YC Profile: https://www.ycombinator.com/companies/voquill
Why we invested: Pathologists spend an enormous amount of time documenting cases, producing reports, and navigating administrative friction. Voquill’s wedge is highly specific: listen as a pathologist works, learn their reporting style, and generate sign-out-ready reports. We like vertical AI products that start in a painful, repetitive workflow and expand into a larger system of action. Voquill is not a generic medical scribe; it is focused on pathology, where workflow specificity, reimbursement, and lab operations matter. If the company becomes embedded in pathology labs, the expansion opportunity is significant.
Zibra Labs
What they do: Zibra Labs builds high-performance computing infrastructure for quant trading firms running large-scale backtesting.
YC Profile: https://www.ycombinator.com/companies/zibra-labs
Why we invested: AI is accelerating the generation of candidate trading strategies, but backtesting infrastructure is becoming the bottleneck. Quant teams can produce more hypotheses than their systems can evaluate.

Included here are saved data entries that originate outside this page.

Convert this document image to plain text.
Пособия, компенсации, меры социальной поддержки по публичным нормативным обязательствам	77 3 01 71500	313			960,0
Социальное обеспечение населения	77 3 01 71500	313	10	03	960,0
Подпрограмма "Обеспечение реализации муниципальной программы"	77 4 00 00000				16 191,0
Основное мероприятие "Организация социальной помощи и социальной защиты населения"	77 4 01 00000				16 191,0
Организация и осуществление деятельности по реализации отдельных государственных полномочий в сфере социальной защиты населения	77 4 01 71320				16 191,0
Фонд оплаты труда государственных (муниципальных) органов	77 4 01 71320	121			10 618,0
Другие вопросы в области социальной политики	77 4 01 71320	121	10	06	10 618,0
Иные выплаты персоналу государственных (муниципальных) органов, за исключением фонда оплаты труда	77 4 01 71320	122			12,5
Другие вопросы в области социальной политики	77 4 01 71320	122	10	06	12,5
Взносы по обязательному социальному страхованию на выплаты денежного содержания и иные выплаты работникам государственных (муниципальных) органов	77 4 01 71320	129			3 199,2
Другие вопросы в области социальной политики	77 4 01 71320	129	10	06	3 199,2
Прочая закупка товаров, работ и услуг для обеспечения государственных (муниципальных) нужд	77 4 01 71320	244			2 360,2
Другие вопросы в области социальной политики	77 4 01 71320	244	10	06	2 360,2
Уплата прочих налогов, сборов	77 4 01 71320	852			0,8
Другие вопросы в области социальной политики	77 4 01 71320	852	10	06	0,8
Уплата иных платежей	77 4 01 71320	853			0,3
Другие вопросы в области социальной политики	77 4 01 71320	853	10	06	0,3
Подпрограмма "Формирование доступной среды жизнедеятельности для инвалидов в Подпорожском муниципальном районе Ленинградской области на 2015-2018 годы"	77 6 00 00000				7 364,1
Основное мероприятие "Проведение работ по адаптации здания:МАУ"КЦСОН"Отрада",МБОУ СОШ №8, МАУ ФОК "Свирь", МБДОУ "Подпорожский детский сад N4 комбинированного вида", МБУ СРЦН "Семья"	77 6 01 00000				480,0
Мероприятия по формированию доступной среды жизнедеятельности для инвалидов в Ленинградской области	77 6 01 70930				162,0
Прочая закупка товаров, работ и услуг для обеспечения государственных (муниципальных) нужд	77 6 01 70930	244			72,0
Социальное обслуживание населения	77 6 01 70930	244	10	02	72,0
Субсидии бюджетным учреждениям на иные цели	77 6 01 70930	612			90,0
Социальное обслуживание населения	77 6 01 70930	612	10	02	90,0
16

Zibra Labs is building HPC infrastructure to make large-scale backtesting faster, cheaper, and easier to run across cloud resources. We liked the founder-market fit and the technical credibility of the team. This is a narrower market than generic cloud infrastructure, but it is a high-value buyer segment where performance, scale, and cost efficiency matter enormously.
Why This Matters for Fund III
This batch is a good example of why Team Ignite exists.
YC batches are now large, noisy, and fast-moving. The best companies do not wait politely for every investor to finish diligence. Rounds form quickly. Allocation disappears quickly. Consensus is usually late.
Our Fund III strategy is built around that reality: review the batch early, process signal quickly, meet founders before Demo Day when possible, and invest with disciplined speed.
Team Ignite Fund III is our second YC-focused fund. We have now made 101 YC investments to date in the fund, and the portfolio is already marked up at nearly 3x on 2024 investments. The fund is still young and still actively deploying, but the early signal is strong.
Fund III Snapshot
Updated deck: https://tr.ee/yc_fund
Join the fund: https://teamignite.decilehub.com/pacts?pid=7Na3Qz8D
Closes End of June 2026
Our view is simple: if you want exposure to the next generation of YC companies, the edge is not waiting until everyone agrees. The edge is seeing enough of the batch, moving early, and being useful enough that founders want you on the cap table.
That is what Team Ignite is built to do.